Yes, and people will respond to it. What has been your biggest creative challenge and how did you move through it?
Sometimes your greatest challenges are some of the greatest creators. Some of my greatest challenges in the past ten years have been health. I had a lot of trouble in my early life and creativity was always an outlet. I remember I was trying to be a writer and I didn’t have the tools or the experience and I turned to photography as a medium because it reached people and they responded. As I got older, because of those health challenges I had to redirect my attention again.
For instance, I had to be on bed rest for six months during my pregnancy and that's when I did my recording of birds at dawn that ended up making way for my flower arranging. Like, when else would I get up at dawn every day and record birds? I started to paint the sky. Just paintings of the sky. I had not looked at the sky for a long time. When is the last time you really looked at the sky? I think that was a real turning point. When you have that core of creativity you always have a place to go inside your heart and your mind. You just need to make sure you don't fill it with screen time.
It’s also a challenge justifying spending time on your art when you have a family and a partner. Other things suffer, like how clean your house is or how much you’re contributing to the household.
Do you have any creative resources, favorite books you’ve read, movies you’ve watched?
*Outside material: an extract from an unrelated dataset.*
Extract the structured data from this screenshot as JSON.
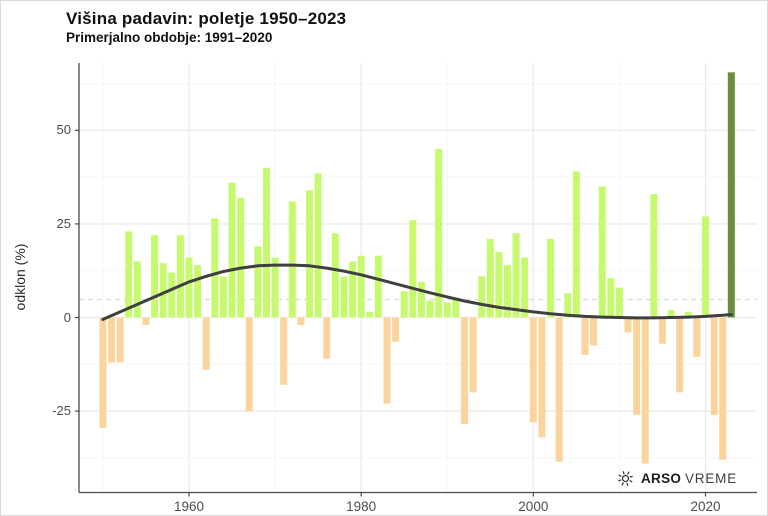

The Ten Virtues of Ikebana, a classic Ikebana text, is a really great map for my life. They were written in 1688 by a Japanese Buddhist Monk, Rikka-Imayo-Sugata. This text is well known for its first usage of the term, Kado, the way of the flower. I discovered them because a mentor of mine Shoso Shimbo translated them to english.
One of the virtues is that when you face flowers you can't have bad thoughts. I think that’s one of the reasons I chose the flowers. When someone commissions you to do an event it’s an opportunity to do something bigger and better. And the show must go on.
In the creative life you’ve got to move forward and when you get the opportunity to share it and you have a show or class or publication you need to get to that point of saying “this is what the show ended up being.” And you can’t beat yourself up after that. Because if you do then you won’t have anything left.
There are certain books that find you in certain times of your life and you have to be open to that. I believe in synchronicity. The first time that happened was in high school with Siddhartha by Herman Hesse. In art school it was The Poetics of Space by Gaston Bachelard, a wonderful read for art and architecture and made me think about the ways in which western society has constructed these rooms around itself. When I was at my lowest, Thich Nhat Hanh’s Teachings On Love was instructional about forgiveness and coping with anger and deaths in the family.
I didn’t get enough science education when I was young and I have a lot of catching up to do. I think I might have been a scientist if I’d been more encouraged. Rachel Carson – everything she wrote – and the writing about her life and the things she did to change the world. I also recently enjoyed The Hidden Life of Trees by Peter Wohlleben and Voices in the Ocean by Susan Casey.
One last question -- What advice would you give someone who wanted to be more creative in his or her day-to-day life.
Being in the moment is so important and it’s really hard to do. Make time for moving meditation – mine has to do with the garden, getting into nature – try to walk and be outside without thinking of all you have to do. Listen to what’s around you without any headphones. I really believe in the muses and that they speak to you when you are in the moment. That happens when you’re outside the realm of your intellect and in the realm of your heart.